By the time Stiviano's attorney Mac Nehoray cross-examined him he appeared to have no problem understanding the lawyer's questions, though he was often reluctant to answer.

On more than one occasion, Sterling told Nehoray he would respond to questions about his finances only if the court ordered him to.

Stiviano took the stand at the Stanley Mosk Courthouse in downtown L.A. after unleashing a flurry of comments about Sterling on her Twitter account.

"Donald T. Sterling do you ever give up? Ask yourself what's the point. You left me in charge of your legacy & now your [sic] crying like a bitch," Stiviano tweeted.

"I'm un-hurting on Twitter. Let me hurt in peace. That's the least you can do for me. Donald T. Sterling you hurt me the deepest," another tweet stated.

During testimony in Thursday morning, Shelly Sterling's expert, accountant Jay Shapiro, broke down the money trail based on his analysis of Donald Sterling and Stiviano's financial records.

In addition to the duplex, Sterling spent $400,000 on a Bentley, a Range Rover and the Ferrari for Stiviano, Shapiro testified. She received $1.2 million in cash, and $200,000 was spent on credit cards, the accountant said.

Shapiro said he was "absolutely certain" that Donald Sterling had given the $1.8 million to Stiviano for the duplex, but said that Sterling might have bought her other gifts that he did not know about.

Shelly Sterling's attorney Stephen Smith showed the court a March 24 tweet on Stiviano's twitter account in which she wrote: "I have ten million pennies in an overseas bank account."

Nehoray objected to admission of the tweet.

Stiviano also began to protest but her attorney cut her short by mouthing, "Shut up." Superior Court Judge Richard Fruin allowed Smith to proceed.

Shapiro said he would give Stiviano's comment about the overseas money "very little weight."

"My estimate would be conservative and at the low end of the claims in the case," Shapiro said of his analysis.

During cross examination, Nehoray suggested that Shapiro had not offered enough evidence to prove that the money had ended up with his client.

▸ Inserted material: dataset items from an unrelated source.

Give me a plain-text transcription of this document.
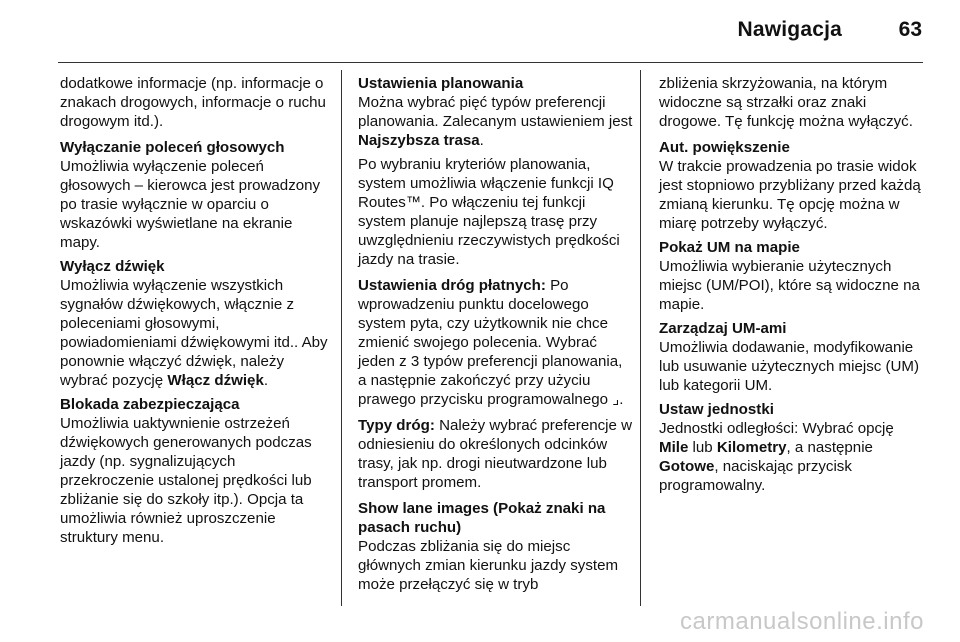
Nawigacja	63

dodatkowe informacje (np. informacje o znakach drogowych, informacje o ruchu drogowym itd.).

Wyłączanie poleceń głosowych
Umożliwia wyłączenie poleceń głosowych – kierowca jest prowadzony po trasie wyłącznie w oparciu o wskazówki wyświetlane na ekranie mapy.
Wyłącz dźwięk
Umożliwia wyłączenie wszystkich sygnałów dźwiękowych, włącznie z poleceniami głosowymi, powiadomieniami dźwiękowymi itd.. Aby ponownie włączyć dźwięk, należy wybrać pozycję Włącz dźwięk.
Blokada zabezpieczająca
Umożliwia uaktywnienie ostrzeżeń dźwiękowych generowanych podczas jazdy (np. sygnalizujących przekroczenie ustalonej prędkości lub zbliżanie się do szkoły itp.). Opcja ta umożliwia również uproszczenie struktury menu.
Ustawienia planowania
Można wybrać pięć typów preferencji planowania. Zalecanym ustawieniem jest Najszybsza trasa.

Po wybraniu kryteriów planowania, system umożliwia włączenie funkcji IQ Routes™. Po włączeniu tej funkcji system planuje najlepszą trasę przy uwzględnieniu rzeczywistych prędkości jazdy na trasie.

Ustawienia dróg płatnych: Po wprowadzeniu punktu docelowego system pyta, czy użytkownik nie chce zmienić swojego polecenia. Wybrać jeden z 3 typów preferencji planowania, a następnie zakończyć przy użyciu prawego przycisku programowalnego ⌟.

Typy dróg: Należy wybrać preferencje w odniesieniu do określonych odcinków trasy, jak np. drogi nieutwardzone lub transport promem.

Show lane images (Pokaż znaki na pasach ruchu)
Podczas zbliżania się do miejsc głównych zmian kierunku jazdy system może przełączyć się w tryb

zbliżenia skrzyżowania, na którym widoczne są strzałki oraz znaki drogowe. Tę funkcję można wyłączyć.

Aut. powiększenie
W trakcie prowadzenia po trasie widok jest stopniowo przybliżany przed każdą zmianą kierunku. Tę opcję można w miarę potrzeby wyłączyć.
Pokaż UM na mapie
Umożliwia wybieranie użytecznych miejsc (UM/POI), które są widoczne na mapie.
Zarządzaj UM-ami
Umożliwia dodawanie, modyfikowanie lub usuwanie użytecznych miejsc (UM) lub kategorii UM.
Ustaw jednostki
Jednostki odległości: Wybrać opcję Mile lub Kilometry, a następnie Gotowe, naciskając przycisk programowalny.
carmanualsonline.info
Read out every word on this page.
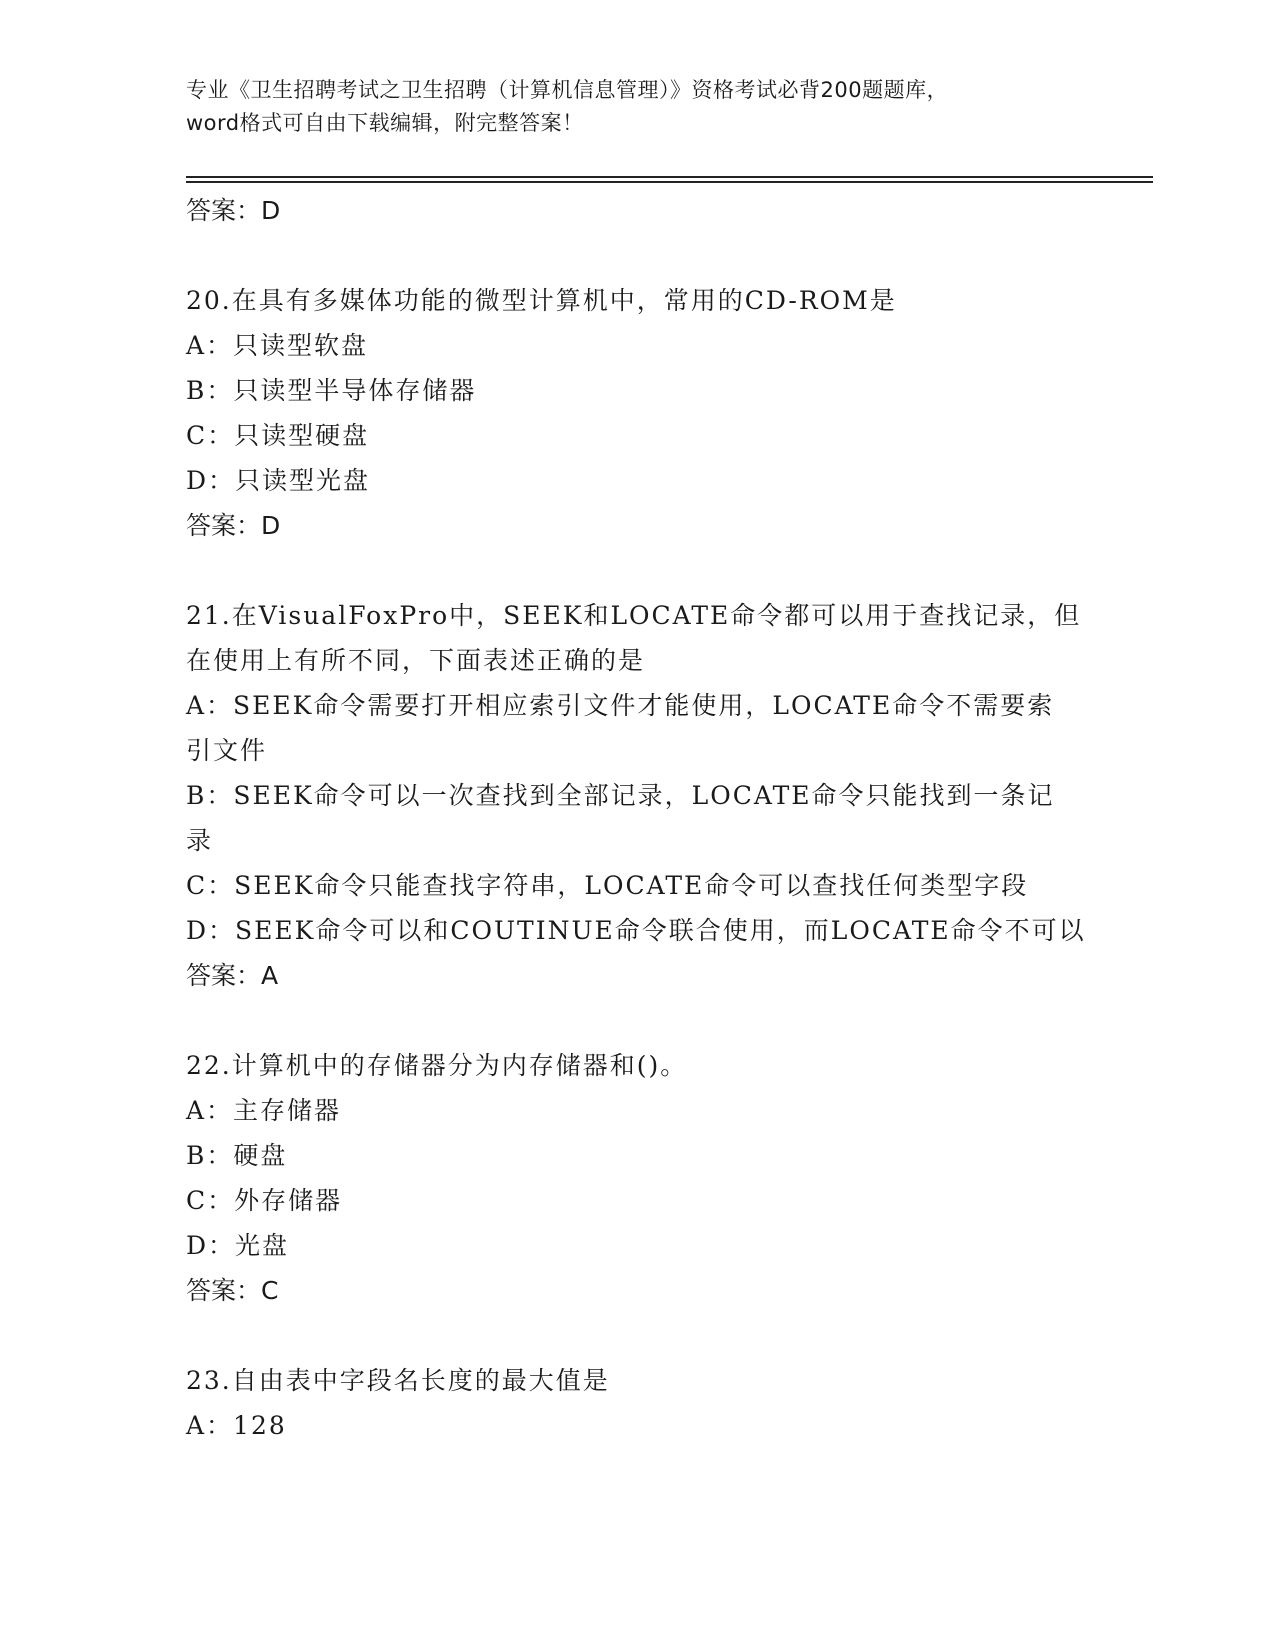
专业《卫生招聘考试之卫生招聘（计算机信息管理）》资格考试必背200题题库，
word格式可自由下载编辑，附完整答案！
答案：D
20.在具有多媒体功能的微型计算机中，常用的CD-ROM是
A：只读型软盘
B：只读型半导体存储器
C：只读型硬盘
D：只读型光盘
答案：D
21.在VisualFoxPro中，SEEK和LOCATE命令都可以用于查找记录，但
在使用上有所不同，下面表述正确的是
A：SEEK命令需要打开相应索引文件才能使用，LOCATE命令不需要索
引文件
B：SEEK命令可以一次查找到全部记录，LOCATE命令只能找到一条记
录
C：SEEK命令只能查找字符串，LOCATE命令可以查找任何类型字段
D：SEEK命令可以和COUTINUE命令联合使用，而LOCATE命令不可以
答案：A
22.计算机中的存储器分为内存储器和()。
A：主存储器
B：硬盘
C：外存储器
D：光盘
答案：C
23.自由表中字段名长度的最大值是
A：128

"All you can say is that it is not traditional and that someone, somewhere, is getting the money," Nehoray said.

Shapiro disagreed. The accountant said that "all the coincidences in the world" could not account for the amount of money withdrawn from Sterling's accounts matching deposits made by Stiviano in hers.

Closing arguments are expected Friday in the bench trial.